Arista has been clear about its plans to grow its presence campus networking environments. Last Fall, Ullal said she expects Arista’s campus and WAN business would grow from the current $750 million-$800 million run rate to $1.25 billion, representing a 60% growth opportunity for the company.

“We are committed to our aggressive goal of $1.25 billion for ’26 for the cognitive campus and branch. We have also successfully deployed in many routing edge, core spine and peering use cases,” Ullal said. “In Q4 2025, Arista launched our flagship 7800 R4 spine for many routing use cases, including DCI, AI spines with that massive 460 terabits of capacity to meet the demanding needs of multiservice routing, AI workloads and switching use cases. The combined campus and routing adjacencies together contribute approximately 18% of revenue.”

Ethernet leads the way

“In terms of annual 2025 product lines, our core cloud, AI and data center products built upon our highly differentiated Arista EOS stack is successfully deployed across 10 gig to 800 gigabit Ethernet speeds with 1.6 terabit migration imminent,” Ullal said. “This includes our portfolio of EtherLink AI and our 7000 series platforms for best-in-class performance, power efficiency, high availability, automation, agility for both the front and back-end compute, storage and all of the interconnect zones.”

Ullal said she expects Ethernet will get even more of a boost later this year when the multivendor Ethernet for Scale-Up Networking (ESUN) specification is released.

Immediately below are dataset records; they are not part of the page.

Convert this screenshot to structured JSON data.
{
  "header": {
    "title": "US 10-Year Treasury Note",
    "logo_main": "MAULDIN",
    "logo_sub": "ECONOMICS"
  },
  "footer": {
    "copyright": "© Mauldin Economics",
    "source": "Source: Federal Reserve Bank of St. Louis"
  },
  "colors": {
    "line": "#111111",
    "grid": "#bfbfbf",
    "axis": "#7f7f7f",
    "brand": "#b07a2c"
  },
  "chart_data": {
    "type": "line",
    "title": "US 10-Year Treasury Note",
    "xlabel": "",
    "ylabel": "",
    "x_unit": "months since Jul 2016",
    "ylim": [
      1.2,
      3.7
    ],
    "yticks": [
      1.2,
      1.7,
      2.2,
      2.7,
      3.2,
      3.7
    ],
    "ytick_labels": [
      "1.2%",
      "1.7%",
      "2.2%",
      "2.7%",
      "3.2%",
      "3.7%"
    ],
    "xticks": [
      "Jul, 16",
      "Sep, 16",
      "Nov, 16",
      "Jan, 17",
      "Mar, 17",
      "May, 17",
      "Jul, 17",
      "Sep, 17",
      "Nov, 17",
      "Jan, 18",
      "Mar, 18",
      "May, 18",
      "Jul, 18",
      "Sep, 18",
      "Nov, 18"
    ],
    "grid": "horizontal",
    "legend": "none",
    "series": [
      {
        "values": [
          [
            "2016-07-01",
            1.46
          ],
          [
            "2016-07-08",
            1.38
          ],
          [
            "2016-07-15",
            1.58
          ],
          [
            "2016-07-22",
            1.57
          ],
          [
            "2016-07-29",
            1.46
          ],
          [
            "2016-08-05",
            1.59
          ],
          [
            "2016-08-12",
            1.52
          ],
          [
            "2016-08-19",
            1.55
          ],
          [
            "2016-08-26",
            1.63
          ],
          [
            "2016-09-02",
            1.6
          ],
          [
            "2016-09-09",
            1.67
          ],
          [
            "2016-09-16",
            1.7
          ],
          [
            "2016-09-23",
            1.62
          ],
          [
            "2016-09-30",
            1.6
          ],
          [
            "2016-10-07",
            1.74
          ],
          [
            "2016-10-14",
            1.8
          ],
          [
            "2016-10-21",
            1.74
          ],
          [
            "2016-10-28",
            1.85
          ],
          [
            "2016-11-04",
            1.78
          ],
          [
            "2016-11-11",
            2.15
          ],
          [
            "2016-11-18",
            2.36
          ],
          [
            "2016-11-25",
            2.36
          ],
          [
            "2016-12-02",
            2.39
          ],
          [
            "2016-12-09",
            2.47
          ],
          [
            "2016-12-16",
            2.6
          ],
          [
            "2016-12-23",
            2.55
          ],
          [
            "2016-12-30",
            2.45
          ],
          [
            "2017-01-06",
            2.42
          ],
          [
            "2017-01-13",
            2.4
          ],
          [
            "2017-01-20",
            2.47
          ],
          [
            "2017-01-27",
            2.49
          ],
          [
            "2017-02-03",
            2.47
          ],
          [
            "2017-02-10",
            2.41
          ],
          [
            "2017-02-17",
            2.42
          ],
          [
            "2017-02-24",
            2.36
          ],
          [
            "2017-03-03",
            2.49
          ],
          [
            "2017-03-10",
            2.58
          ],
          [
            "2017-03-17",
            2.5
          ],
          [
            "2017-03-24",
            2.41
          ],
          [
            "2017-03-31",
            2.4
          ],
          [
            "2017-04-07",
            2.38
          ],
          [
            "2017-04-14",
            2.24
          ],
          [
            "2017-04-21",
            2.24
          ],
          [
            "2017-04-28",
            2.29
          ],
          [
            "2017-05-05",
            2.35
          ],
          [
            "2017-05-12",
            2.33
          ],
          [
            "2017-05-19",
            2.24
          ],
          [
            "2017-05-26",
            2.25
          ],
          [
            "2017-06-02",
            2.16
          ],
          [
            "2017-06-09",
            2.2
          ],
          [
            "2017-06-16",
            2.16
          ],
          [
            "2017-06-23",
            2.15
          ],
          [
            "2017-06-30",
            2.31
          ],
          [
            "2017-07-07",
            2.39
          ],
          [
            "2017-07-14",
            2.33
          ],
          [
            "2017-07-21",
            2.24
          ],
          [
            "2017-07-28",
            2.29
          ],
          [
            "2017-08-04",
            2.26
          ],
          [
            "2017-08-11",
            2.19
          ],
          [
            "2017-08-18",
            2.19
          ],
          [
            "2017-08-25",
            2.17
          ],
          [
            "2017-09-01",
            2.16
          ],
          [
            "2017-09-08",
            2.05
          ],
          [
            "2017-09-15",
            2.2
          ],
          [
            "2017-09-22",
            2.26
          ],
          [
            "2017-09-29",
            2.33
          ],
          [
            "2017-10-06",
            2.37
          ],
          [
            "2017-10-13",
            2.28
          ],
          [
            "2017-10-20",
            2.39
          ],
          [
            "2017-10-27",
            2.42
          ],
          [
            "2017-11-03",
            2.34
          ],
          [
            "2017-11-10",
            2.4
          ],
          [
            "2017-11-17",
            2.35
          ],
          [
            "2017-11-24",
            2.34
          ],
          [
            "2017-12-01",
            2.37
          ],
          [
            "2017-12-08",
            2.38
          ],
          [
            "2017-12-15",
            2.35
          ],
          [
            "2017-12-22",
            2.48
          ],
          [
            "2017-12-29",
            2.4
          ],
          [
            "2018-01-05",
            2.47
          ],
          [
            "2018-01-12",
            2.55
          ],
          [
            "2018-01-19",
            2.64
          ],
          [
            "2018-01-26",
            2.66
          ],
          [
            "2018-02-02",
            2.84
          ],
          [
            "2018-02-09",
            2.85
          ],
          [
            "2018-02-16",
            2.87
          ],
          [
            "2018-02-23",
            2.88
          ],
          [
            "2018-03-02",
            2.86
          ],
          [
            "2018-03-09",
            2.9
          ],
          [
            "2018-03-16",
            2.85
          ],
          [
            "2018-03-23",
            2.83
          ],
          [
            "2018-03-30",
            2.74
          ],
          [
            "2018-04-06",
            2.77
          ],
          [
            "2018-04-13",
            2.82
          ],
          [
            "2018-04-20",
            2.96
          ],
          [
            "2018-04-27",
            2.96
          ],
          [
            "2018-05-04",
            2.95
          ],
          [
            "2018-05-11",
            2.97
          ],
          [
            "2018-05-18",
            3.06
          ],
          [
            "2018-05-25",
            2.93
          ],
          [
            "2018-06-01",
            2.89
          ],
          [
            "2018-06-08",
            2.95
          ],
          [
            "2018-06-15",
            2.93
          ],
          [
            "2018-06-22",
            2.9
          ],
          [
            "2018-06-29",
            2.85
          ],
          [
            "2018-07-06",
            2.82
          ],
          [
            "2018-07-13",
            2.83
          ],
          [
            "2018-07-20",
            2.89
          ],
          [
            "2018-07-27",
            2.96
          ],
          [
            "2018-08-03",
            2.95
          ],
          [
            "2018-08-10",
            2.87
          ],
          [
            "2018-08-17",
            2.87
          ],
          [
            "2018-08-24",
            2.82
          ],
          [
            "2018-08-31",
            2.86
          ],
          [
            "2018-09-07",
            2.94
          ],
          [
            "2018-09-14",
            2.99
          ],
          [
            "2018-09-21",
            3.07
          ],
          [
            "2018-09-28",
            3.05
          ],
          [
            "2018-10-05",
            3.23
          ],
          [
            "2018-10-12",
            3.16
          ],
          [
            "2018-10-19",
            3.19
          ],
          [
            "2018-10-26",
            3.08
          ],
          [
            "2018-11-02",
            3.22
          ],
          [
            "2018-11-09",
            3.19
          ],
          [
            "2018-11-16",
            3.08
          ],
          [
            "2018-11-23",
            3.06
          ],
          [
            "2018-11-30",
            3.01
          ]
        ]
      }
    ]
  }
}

“We have consistently described that today’s configurations are mostly a combination of scale out and scale up were largely based on 800G and smaller ratings. Now that the ESUN specification is well underway, we need a good solid spec. Otherwise, we’ll be shipping proprietary products like some people in the world do today. And so we will tie our scale-up commitments greatly to availability of new products and a new ESUN spec, which we expect the earliest to be Q4 this year,” Ullal said.

AI growth and outside influences

Largely due to its growing hyperscale customers, Arista said it would double its AI networking revenue from 2025 to $3.25 billion in 2026.

“We interoperate with Nvidia, the recognized worldwide market leader in GPUs, but also realize our responsibility to broaden the OpenAI ecosystem, including leading companies such as AMD, Anthropic, ARM, Broadcom, OpenAI, Pure Storage and VAST Data, to name a few, that create the modern AI stack of the 21st century,” Ullal said.